35. The CTEA violates the restrictions of Article I, § 8 and is therefore unconstitutional. This is because:
a. The CTEA confers benefits retroactively. This can have no rational basis, since no incentive to future individual creativity is provided by conferring an economic reward upon someone who has already created the work in question or upon someone to whom the creator of the work transferred or sold the rights in the work in a transaction that contemplated a shorter copyright term. This is equally true when the author is dead. However, this is exactly what the CTEA does, since it extends the copyright term for existing copyrighted works by another 20 years.
b. The CTEA confers copyright protections for a period of 95 years from the date of a work's creation. This period extends beyond any reasonable expectation of the life expectancy of an author, since few authors begin creating works until they are at least adolescents and since there are few, if any, authors who have lived to an age exceeding 110 years.
36. A declaratory judgment will terminate the controversy between the parties.
37. Plaintiffs repeat and reallege paragraphs 1 through 48.
38. The Public Trust Doctrine holds that government may not transfer
the public property of a commons into private hands in the absence of any
public benefit in exchange. While this doctrine has traditionally been applied in the context of public lands, the same principle should apply to the reallocation of public rights in intangible property, such as copyright.
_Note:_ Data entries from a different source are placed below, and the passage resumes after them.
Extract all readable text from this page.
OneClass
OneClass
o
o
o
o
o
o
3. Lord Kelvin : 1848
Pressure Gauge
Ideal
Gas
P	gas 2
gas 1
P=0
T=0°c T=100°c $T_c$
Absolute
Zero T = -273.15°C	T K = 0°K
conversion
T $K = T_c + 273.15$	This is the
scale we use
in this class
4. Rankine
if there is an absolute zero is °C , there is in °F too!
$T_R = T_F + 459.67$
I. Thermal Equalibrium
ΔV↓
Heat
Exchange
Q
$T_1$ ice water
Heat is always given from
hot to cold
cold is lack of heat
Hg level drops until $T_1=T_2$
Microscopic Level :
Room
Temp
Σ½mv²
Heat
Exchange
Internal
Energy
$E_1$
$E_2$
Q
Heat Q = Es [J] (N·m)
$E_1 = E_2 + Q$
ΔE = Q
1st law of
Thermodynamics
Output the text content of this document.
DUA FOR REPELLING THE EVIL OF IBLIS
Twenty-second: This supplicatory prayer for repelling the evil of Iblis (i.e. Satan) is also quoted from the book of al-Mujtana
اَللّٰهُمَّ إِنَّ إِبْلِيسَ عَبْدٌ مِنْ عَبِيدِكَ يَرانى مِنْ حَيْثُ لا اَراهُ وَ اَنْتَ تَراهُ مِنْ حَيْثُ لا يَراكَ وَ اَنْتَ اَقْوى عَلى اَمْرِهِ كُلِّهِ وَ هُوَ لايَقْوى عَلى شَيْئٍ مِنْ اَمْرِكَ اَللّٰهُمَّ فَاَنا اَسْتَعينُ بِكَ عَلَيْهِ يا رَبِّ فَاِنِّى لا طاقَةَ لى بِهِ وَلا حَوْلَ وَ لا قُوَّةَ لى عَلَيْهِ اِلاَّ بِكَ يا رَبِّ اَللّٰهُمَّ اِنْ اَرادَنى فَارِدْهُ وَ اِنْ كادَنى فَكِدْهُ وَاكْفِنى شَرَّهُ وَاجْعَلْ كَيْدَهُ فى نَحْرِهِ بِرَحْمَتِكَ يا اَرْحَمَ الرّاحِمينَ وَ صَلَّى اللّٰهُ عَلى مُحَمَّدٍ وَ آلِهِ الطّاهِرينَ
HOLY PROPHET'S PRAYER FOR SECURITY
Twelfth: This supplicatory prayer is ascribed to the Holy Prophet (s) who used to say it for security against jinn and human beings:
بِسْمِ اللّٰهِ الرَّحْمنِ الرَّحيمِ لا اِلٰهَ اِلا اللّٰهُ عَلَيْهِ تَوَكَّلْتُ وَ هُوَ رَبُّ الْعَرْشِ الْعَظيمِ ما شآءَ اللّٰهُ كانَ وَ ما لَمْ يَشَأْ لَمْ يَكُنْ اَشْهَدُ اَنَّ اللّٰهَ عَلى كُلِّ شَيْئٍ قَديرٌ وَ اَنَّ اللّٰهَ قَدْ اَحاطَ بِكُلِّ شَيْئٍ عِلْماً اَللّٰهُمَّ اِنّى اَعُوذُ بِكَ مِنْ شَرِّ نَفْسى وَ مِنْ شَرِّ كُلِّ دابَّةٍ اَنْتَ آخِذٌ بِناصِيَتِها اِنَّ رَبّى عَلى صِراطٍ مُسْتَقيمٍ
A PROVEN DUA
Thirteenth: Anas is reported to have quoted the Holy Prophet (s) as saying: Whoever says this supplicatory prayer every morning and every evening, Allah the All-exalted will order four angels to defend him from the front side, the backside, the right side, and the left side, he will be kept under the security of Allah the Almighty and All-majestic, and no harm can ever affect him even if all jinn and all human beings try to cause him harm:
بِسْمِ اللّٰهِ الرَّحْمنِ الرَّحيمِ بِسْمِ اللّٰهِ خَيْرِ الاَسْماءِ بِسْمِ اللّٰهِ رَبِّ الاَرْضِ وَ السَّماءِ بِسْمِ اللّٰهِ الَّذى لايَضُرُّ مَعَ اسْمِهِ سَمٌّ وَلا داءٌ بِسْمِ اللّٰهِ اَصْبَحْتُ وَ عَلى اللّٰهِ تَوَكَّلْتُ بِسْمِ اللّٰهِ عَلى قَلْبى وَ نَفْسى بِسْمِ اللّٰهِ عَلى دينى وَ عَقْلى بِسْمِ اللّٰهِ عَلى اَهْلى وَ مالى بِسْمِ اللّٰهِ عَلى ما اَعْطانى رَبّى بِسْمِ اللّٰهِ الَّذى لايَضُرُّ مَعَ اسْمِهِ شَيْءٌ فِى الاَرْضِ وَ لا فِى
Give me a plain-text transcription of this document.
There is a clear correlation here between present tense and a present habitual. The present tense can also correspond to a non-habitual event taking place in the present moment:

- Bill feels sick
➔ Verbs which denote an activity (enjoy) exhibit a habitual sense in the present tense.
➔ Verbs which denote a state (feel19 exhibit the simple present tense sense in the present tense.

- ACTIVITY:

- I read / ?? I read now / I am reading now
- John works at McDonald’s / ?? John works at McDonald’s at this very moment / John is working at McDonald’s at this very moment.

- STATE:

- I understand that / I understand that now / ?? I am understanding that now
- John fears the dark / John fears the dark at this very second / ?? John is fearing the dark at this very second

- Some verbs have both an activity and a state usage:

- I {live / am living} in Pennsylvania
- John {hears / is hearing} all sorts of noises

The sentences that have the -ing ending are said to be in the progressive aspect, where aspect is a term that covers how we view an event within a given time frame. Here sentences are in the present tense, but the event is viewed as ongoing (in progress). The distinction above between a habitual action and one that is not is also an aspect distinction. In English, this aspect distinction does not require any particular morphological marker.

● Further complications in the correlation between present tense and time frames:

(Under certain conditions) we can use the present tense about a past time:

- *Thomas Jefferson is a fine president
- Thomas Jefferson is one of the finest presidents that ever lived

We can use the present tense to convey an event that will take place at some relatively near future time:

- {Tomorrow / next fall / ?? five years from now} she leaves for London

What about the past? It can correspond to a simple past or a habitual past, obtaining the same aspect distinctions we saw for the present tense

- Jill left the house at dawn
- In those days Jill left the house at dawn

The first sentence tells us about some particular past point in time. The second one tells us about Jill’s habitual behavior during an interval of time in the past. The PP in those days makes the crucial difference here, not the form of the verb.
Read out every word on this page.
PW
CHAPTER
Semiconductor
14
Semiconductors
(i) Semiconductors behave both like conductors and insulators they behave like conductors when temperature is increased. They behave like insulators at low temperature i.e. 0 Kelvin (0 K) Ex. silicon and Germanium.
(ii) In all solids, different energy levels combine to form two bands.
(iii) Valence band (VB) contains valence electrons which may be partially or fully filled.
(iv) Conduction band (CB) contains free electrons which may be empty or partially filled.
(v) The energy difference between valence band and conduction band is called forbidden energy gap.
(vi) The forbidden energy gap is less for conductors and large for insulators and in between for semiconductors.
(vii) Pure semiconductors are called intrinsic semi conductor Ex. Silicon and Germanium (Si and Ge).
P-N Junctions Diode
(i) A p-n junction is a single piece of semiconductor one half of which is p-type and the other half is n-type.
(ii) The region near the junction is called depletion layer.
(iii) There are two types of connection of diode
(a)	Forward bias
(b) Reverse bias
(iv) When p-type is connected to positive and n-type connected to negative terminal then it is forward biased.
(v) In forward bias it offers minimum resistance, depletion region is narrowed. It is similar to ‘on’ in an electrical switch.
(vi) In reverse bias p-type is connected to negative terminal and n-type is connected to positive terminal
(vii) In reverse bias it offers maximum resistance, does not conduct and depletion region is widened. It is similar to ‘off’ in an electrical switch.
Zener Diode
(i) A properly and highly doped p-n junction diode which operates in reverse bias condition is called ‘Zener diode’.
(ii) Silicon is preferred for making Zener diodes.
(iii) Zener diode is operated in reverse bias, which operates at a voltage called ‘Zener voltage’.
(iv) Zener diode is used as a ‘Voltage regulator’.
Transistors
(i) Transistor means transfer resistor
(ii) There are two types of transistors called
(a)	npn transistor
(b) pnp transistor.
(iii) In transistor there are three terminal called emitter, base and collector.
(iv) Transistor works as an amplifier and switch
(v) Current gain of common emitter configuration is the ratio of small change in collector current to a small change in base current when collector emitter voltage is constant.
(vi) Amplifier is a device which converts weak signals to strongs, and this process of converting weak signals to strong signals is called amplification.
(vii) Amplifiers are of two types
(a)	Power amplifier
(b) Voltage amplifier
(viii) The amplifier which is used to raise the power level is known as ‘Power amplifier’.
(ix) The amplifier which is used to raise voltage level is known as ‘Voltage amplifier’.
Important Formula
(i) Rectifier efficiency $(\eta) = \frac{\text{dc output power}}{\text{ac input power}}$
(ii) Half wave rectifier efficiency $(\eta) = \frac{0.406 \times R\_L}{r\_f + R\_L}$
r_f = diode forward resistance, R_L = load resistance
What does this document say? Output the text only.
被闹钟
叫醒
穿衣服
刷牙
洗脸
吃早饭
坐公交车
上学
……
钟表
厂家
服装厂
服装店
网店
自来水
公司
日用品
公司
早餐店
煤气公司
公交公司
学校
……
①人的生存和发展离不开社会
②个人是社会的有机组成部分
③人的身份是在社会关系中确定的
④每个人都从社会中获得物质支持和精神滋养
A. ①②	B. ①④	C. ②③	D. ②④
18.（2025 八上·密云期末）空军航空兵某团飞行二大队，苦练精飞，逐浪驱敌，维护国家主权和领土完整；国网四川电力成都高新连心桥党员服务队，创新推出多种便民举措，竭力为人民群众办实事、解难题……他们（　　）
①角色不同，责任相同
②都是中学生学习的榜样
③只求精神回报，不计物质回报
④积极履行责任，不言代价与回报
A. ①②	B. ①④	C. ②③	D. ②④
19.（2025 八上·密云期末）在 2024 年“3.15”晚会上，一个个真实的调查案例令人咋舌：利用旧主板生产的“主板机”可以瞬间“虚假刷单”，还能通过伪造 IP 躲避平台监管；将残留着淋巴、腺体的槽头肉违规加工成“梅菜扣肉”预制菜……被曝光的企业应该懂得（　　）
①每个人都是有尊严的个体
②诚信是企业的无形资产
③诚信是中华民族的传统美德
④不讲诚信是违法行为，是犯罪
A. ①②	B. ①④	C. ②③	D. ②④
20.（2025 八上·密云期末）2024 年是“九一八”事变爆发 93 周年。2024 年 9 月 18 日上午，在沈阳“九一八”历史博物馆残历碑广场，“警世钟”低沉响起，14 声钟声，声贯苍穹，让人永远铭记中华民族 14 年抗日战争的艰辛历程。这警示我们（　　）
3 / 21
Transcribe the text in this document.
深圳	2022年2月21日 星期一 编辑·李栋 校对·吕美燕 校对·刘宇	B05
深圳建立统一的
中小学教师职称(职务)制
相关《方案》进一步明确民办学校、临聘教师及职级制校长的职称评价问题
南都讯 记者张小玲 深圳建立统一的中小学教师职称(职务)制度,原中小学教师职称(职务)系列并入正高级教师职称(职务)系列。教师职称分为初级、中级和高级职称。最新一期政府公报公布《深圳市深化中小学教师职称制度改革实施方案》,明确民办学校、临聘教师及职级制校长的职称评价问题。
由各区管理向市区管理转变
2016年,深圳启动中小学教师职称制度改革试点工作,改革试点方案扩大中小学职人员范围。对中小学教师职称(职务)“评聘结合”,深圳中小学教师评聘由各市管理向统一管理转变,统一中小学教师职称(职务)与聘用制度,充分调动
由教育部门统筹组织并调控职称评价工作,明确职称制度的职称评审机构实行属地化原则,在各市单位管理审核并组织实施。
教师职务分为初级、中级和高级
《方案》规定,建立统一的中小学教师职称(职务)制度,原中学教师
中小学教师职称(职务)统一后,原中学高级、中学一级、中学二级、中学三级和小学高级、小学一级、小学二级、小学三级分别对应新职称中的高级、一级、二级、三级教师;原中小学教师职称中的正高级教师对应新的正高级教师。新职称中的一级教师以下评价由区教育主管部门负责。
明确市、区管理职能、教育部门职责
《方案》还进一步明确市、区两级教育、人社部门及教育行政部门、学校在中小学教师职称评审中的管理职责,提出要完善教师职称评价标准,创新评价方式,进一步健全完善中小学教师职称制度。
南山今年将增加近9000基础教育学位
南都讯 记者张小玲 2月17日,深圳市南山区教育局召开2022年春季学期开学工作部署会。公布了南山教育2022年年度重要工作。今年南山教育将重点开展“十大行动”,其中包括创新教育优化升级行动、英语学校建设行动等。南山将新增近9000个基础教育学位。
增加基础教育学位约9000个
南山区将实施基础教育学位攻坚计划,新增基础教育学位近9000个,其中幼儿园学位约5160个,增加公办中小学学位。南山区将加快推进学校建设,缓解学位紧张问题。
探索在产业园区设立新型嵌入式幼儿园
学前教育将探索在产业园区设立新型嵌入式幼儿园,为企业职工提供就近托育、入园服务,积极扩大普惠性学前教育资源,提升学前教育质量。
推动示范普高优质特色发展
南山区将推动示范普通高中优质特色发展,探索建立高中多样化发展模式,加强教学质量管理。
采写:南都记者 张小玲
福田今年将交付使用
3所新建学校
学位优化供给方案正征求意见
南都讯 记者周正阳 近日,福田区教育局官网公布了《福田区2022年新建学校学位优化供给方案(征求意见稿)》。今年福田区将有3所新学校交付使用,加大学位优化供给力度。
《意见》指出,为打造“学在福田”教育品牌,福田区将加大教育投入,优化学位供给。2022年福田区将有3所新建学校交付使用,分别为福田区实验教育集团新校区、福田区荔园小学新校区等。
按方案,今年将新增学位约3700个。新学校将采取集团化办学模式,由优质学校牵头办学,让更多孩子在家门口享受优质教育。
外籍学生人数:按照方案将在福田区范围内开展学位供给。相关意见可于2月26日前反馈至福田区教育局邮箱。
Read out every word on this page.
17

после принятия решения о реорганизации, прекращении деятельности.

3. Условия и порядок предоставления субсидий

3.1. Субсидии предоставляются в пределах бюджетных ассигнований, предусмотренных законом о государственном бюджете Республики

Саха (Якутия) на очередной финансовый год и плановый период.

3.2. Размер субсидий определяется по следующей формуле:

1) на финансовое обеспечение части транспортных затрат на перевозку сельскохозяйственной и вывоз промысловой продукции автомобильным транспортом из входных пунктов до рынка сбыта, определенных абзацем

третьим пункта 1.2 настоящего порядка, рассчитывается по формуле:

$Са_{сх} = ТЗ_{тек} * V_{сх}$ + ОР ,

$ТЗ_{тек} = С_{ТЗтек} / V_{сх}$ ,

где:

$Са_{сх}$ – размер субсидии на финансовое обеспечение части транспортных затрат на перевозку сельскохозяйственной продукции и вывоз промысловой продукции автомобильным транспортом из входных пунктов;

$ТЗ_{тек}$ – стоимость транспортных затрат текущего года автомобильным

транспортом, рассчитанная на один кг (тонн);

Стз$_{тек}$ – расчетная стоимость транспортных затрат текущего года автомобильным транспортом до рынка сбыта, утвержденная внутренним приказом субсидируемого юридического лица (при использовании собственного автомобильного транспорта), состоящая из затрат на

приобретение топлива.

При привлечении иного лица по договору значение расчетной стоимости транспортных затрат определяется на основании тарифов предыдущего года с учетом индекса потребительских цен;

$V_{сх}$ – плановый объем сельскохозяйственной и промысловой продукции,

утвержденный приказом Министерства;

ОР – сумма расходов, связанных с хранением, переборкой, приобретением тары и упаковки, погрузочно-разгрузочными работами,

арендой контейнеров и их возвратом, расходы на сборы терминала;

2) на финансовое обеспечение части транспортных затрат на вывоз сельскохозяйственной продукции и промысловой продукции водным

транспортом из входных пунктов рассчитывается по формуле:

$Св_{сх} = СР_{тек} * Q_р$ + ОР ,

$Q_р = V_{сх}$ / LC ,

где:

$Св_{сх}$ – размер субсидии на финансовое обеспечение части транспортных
39. The retroactive extension of the term of copyrights attempted by Section 102(d)(1)(B) of the CTEA transfers control of the intangibles recognized by such copyright from the public domain, into which the works covered would have entered beginning this year, to the private holders of those copyrights. The free use of such works by the public as a whole, contemplated both by the public and the creators of the works under copyright terms prevailing at the time of the works' creation, is thus pretermitted.
40. The retroactive extension of the term of copyrights attempted by
Section 102(d)(1)(B) of the CTEA is therefore an abdication by the
government of control of public resources held for the common use in
violation of the Public Trust Doctrine.
41. A declaratory judgment will terminate the controversy between the parties.
WHEREFORE, , plaintiffs Eric Eldred and Eldritch Press request that this Court enter judgment:
1. Declaring that 17 U.S.C. § 304(b), as amended by the CTEA, is unconstitutional;
2. Enjoining defendant, her successor and their subordinates from enforcing the NET Act, 17 U.S.C. 506(a) against persons whose infringement of a copyright would not have happened but for the CTEA's amendment of 17 U.S.C. § 304(b);
3. Awarding plaintiffs the costs of this action, including reasonable attorneys' fees; and
4. Awarding such further relief as the Court deems just and appropriate.